Incurable and Irreversible

My Argentinean mother-in-law is 95 years old and suffers from advancing dementia. She has lived with my sister-in-law for the last eight  years and both of her daughters are considered her caregivers. A person comes to the house for about seven hours a day to assist her in activities of daily living.

After suffering what appeared to be a stroke several weeks ago, she was taken from her home by ambulance and admitted to the neurology floor of an academic medical center. Over the next five days, she was given a battery of tests – except an MRI (she has a pacemaker without a defibrillator) which might have provided an indication whether she had a stroke, transient ischemic attack (TIA) or a seizure. Within 24 hours of the event, her speech returned to normal but she continues to suffer left-side weakness.

As this was all happening, my sister-in-law showed me her advanced directive which she had brought to the hospital that night. The first line still haunts me, particularly the words:

                                    Incurable or irreversible condition

At a very stressful and emotional time, my wife and sister-in-law were left guessing what exactly those words meant and what their mother would want (because of my mother-in-law’s dementia, my sister-in-law has power of attorney). They asked me what I thought they meant. I hesitated and could only give them an answer based on what I would have wanted. Her daughters’ desire was to prevent pain and suffering, and see if her baseline functioning could be restored. A Do-Not-Resuscitate (DNR) was not ordered because it would mean withholding care that could save her life. I listened and tried to run through different scenarios with them: What it would be like if she had a heart attack, if she couldn’t eat, etc. It seemed like we were at a crossroads and  decisions needed to be made. Yet it was only after she was in a rehabilitation center that a DNR was put into place by her daughters with the guidance of a geriatric physician.

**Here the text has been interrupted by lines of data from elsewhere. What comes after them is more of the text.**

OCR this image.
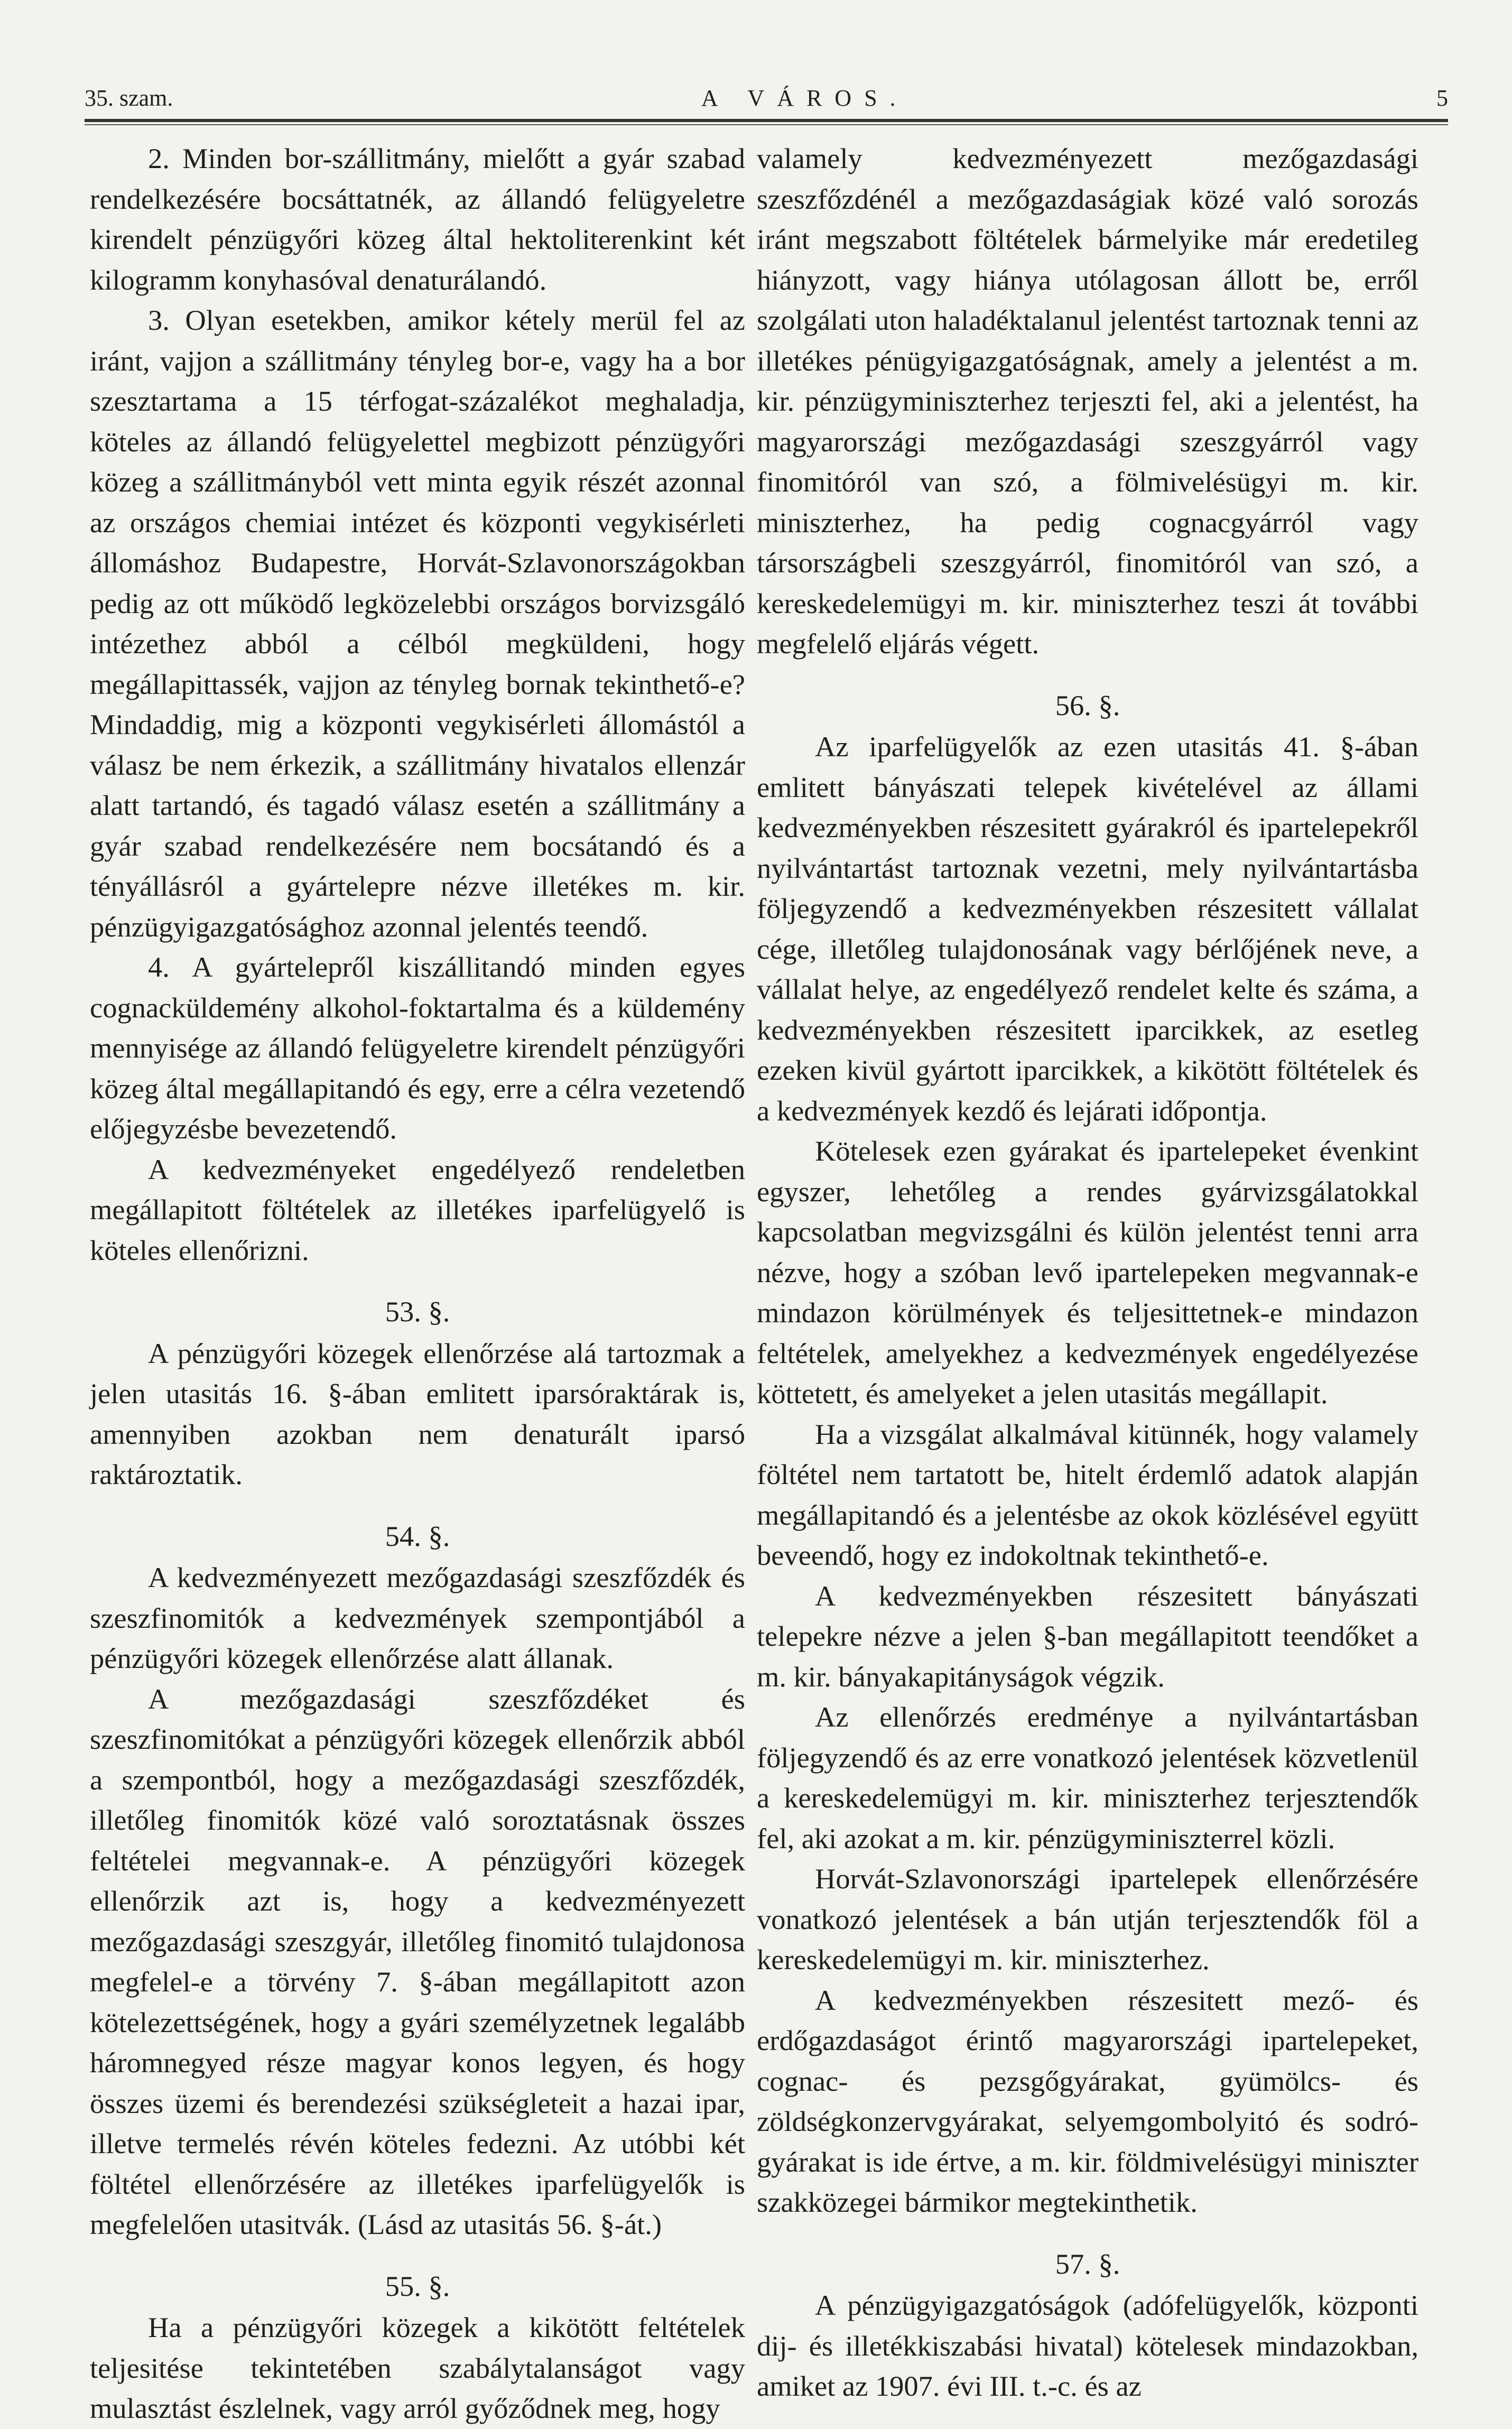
35. szam.	A VÁROS.	5

2. Minden bor-szállitmány, mielőtt a gyár szabad rendelkezésére bocsáttatnék, az állandó felügyeletre kirendelt pénzügyőri közeg által hektoliterenkint két kilogramm konyhasóval denaturálandó.

3. Olyan esetekben, amikor kétely merül fel az iránt, vajjon a szállitmány tényleg bor-e, vagy ha a bor szesztartama a 15 térfogat-százalékot meghaladja, köteles az állandó felügyelettel megbizott pénzügyőri közeg a szállitmányból vett minta egyik részét azonnal az országos chemiai intézet és központi vegykisérleti állomáshoz Budapestre, Horvát-Szlavonországokban pedig az ott működő legközelebbi országos borvizsgáló intézethez abból a célból megküldeni, hogy megállapittassék, vajjon az tényleg bornak tekinthető-e? Mindaddig, mig a központi vegykisérleti állomástól a válasz be nem érkezik, a szállitmány hivatalos ellenzár alatt tartandó, és tagadó válasz esetén a szállitmány a gyár szabad rendelkezésére nem bocsátandó és a tényállásról a gyártelepre nézve illetékes m. kir. pénzügyigazgatósághoz azonnal jelentés teendő.

4. A gyártelepről kiszállitandó minden egyes cognacküldemény alkohol-foktartalma és a küldemény mennyisége az állandó felügyeletre kirendelt pénzügyőri közeg által megállapitandó és egy, erre a célra vezetendő előjegyzésbe bevezetendő.

A kedvezményeket engedélyező rendeletben megállapitott föltételek az illetékes iparfelügyelő is köteles ellenőrizni.

53. §.

A pénzügyőri közegek ellenőrzése alá tartozmak a jelen utasitás 16. §-ában emlitett iparsóraktárak is, amennyiben azokban nem denaturált iparsó raktároztatik.

54. §.

A kedvezményezett mezőgazdasági szeszfőzdék és szeszfinomitók a kedvezmények szempontjából a pénzügyőri közegek ellenőrzése alatt állanak.

A mezőgazdasági szeszfőzdéket és szeszfinomitókat a pénzügyőri közegek ellenőrzik abból a szempontból, hogy a mezőgazdasági szeszfőzdék, illetőleg finomitók közé való soroztatásnak összes feltételei megvannak-e. A pénzügyőri közegek ellenőrzik azt is, hogy a kedvezményezett mezőgazdasági szeszgyár, illetőleg finomitó tulajdonosa megfelel-e a törvény 7. §-ában megállapitott azon kötelezettségének, hogy a gyári személyzetnek legalább háromnegyed része magyar konos legyen, és hogy összes üzemi és berendezési szükségleteit a hazai ipar, illetve termelés révén köteles fedezni. Az utóbbi két föltétel ellenőrzésére az illetékes iparfelügyelők is megfelelően utasitvák. (Lásd az utasitás 56. §-át.)

55. §.

Ha a pénzügyőri közegek a kikötött feltételek teljesitése tekintetében szabálytalanságot vagy mulasztást észlelnek, vagy arról győződnek meg, hogy

valamely kedvezményezett mezőgazdasági szeszfőzdénél a mezőgazdaságiak közé való sorozás iránt megszabott föltételek bármelyike már eredetileg hiányzott, vagy hiánya utólagosan állott be, erről szolgálati uton haladéktalanul jelentést tartoznak tenni az illetékes pénügyigazgatóságnak, amely a jelentést a m. kir. pénzügyminiszterhez terjeszti fel, aki a jelentést, ha magyarországi mezőgazdasági szeszgyárról vagy finomitóról van szó, a fölmivelésügyi m. kir. miniszterhez, ha pedig cognacgyárról vagy társországbeli szeszgyárról, finomitóról van szó, a kereskedelemügyi m. kir. miniszterhez teszi át további megfelelő eljárás végett.

56. §.

Az iparfelügyelők az ezen utasitás 41. §-ában emlitett bányászati telepek kivételével az állami kedvezményekben részesitett gyárakról és ipartelepekről nyilvántartást tartoznak vezetni, mely nyilvántartásba följegyzendő a kedvezményekben részesitett vállalat cége, illetőleg tulajdonosának vagy bérlőjének neve, a vállalat helye, az engedélyező rendelet kelte és száma, a kedvezményekben részesitett iparcikkek, az esetleg ezeken kivül gyártott iparcikkek, a kikötött föltételek és a kedvezmények kezdő és lejárati időpontja.

Kötelesek ezen gyárakat és ipartelepeket évenkint egyszer, lehetőleg a rendes gyárvizsgálatokkal kapcsolatban megvizsgálni és külön jelentést tenni arra nézve, hogy a szóban levő ipartelepeken megvannak-e mindazon körülmények és teljesittetnek-e mindazon feltételek, amelyekhez a kedvezmények engedélyezése köttetett, és amelyeket a jelen utasitás megállapit.

Ha a vizsgálat alkalmával kitünnék, hogy valamely föltétel nem tartatott be, hitelt érdemlő adatok alapján megállapitandó és a jelentésbe az okok közlésével együtt beveendő, hogy ez indokoltnak tekinthető-e.

A kedvezményekben részesitett bányászati telepekre nézve a jelen §-ban megállapitott teendőket a m. kir. bányakapitányságok végzik.

Az ellenőrzés eredménye a nyilvántartásban följegyzendő és az erre vonatkozó jelentések közvetlenül a kereskedelemügyi m. kir. miniszterhez terjesztendők fel, aki azokat a m. kir. pénzügyminiszterrel közli.

Horvát-Szlavonországi ipartelepek ellenőrzésére vonatkozó jelentések a bán utján terjesztendők föl a kereskedelemügyi m. kir. miniszterhez.

A kedvezményekben részesitett mező- és erdőgazdaságot érintő magyarországi ipartelepeket, cognac- és pezsgőgyárakat, gyümölcs- és zöldségkonzervgyárakat, selyemgombolyitó és sodró-gyárakat is ide értve, a m. kir. földmivelésügyi miniszter szakközegei bármikor megtekinthetik.

57. §.

A pénzügyigazgatóságok (adófelügyelők, központi dij- és illetékkiszabási hivatal) kötelesek mindazokban, amiket az 1907. évi III. t.-c. és az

Ironically, the previous week I was on the phone with The Conversation Project’s Director Harvey Freishtat, and Project Director Lindsay Hunt. The Conversation Project was created by Ellen Goodman, the highly acclaimed op-ed writer for the Boston Globe who had a terrible experience caring for her mother at the end of her life. The project now operates in collaboration with the Institute of Healthcare Improvement and is dedicated to helping people talk about their wishes with their loved ones. Their Conversation Starter Kit asks the hard questions to enable conversations with family members. A sample of the questions gives you a good idea about what the project is all about:

  • What matters to me at the end of life?
  • On a scale of 1-5, 1 being “I’m worried that I won’t get enough care” and 5 being “I am worried I will get overly aggressive care,” how long do you want to receive care? (I scored a 5.)

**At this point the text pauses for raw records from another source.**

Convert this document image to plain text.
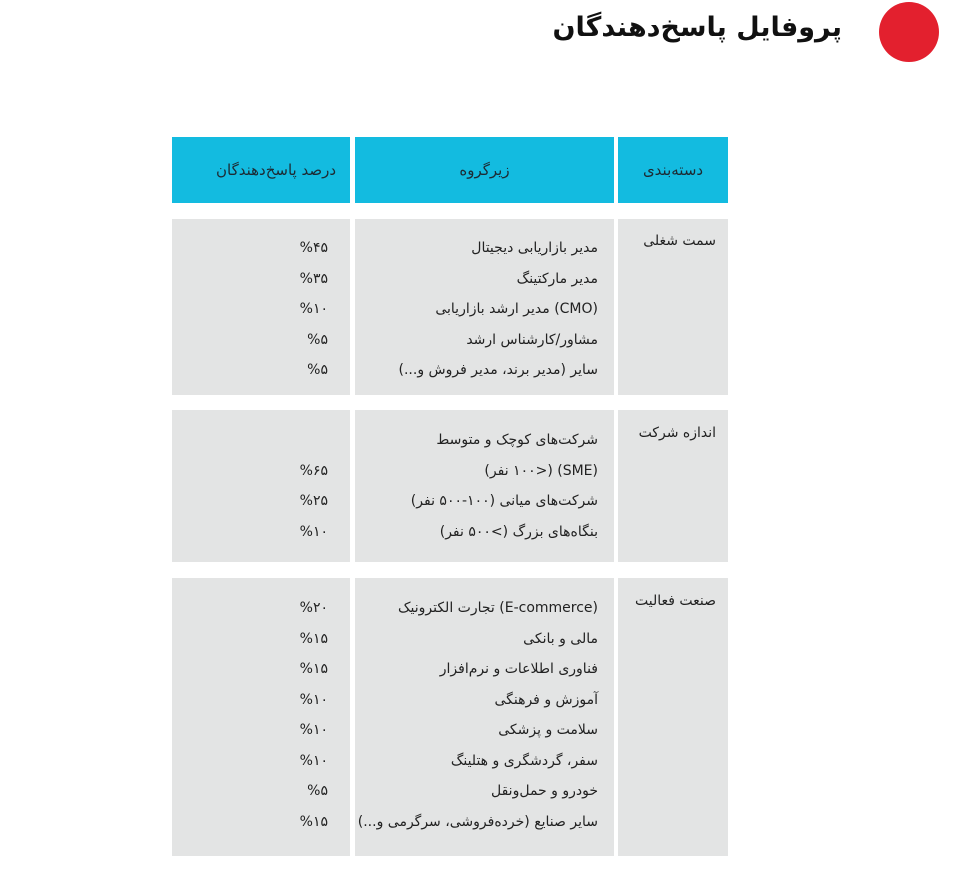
پروفایل پاسخ‌دهندگان
درصد پاسخ‌دهندگان	زیرگروه	دسته‌بندی
%۴۵
%۳۵
%۱۰
%۵
%۵
مدیر بازاریابی دیجیتال
مدیر مارکتینگ
(CMO) مدیر ارشد بازاریابی
مشاور/کارشناس ارشد
سایر (مدیر برند، مدیر فروش و...)
سمت شغلی
%۶۵
%۲۵
%۱۰
شرکت‌های کوچک و متوسط
(SME) (<۱۰۰ نفر)
شرکت‌های میانی (۱۰۰-۵۰۰ نفر)
بنگاه‌های بزرگ (>۵۰۰ نفر)
اندازه شرکت
%۲۰
%۱۵
%۱۵
%۱۰
%۱۰
%۱۰
%۵
%۱۵
(E-commerce) تجارت الکترونیک
مالی و بانکی
فناوری اطلاعات و نرم‌افزار
آموزش و فرهنگی
سلامت و پزشکی
سفر، گردشگری و هتلینگ
خودرو و حمل‌ونقل
سایر صنایع (خرده‌فروشی، سرگرمی و...)
صنعت فعالیت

What’s important about this project is that it makes us think about the care we want to receive at the end of life and how we would like to die. For many of us, this is very welcomed. For others who do not wish to think about the end of their life, we need to respect that wish. But we do know that most people want to have plans in place for the end of their life and we need ways like the Conversation Project to help us have these important conversations. These conversations will help in developing more concrete instructions for our loves that can be placed in advanced directives.

It’s not about hysterical death panels. For me, it’s just practical. At the end of my life, I don’t want my family to have to interpret what “incurable and irreversible condition” means.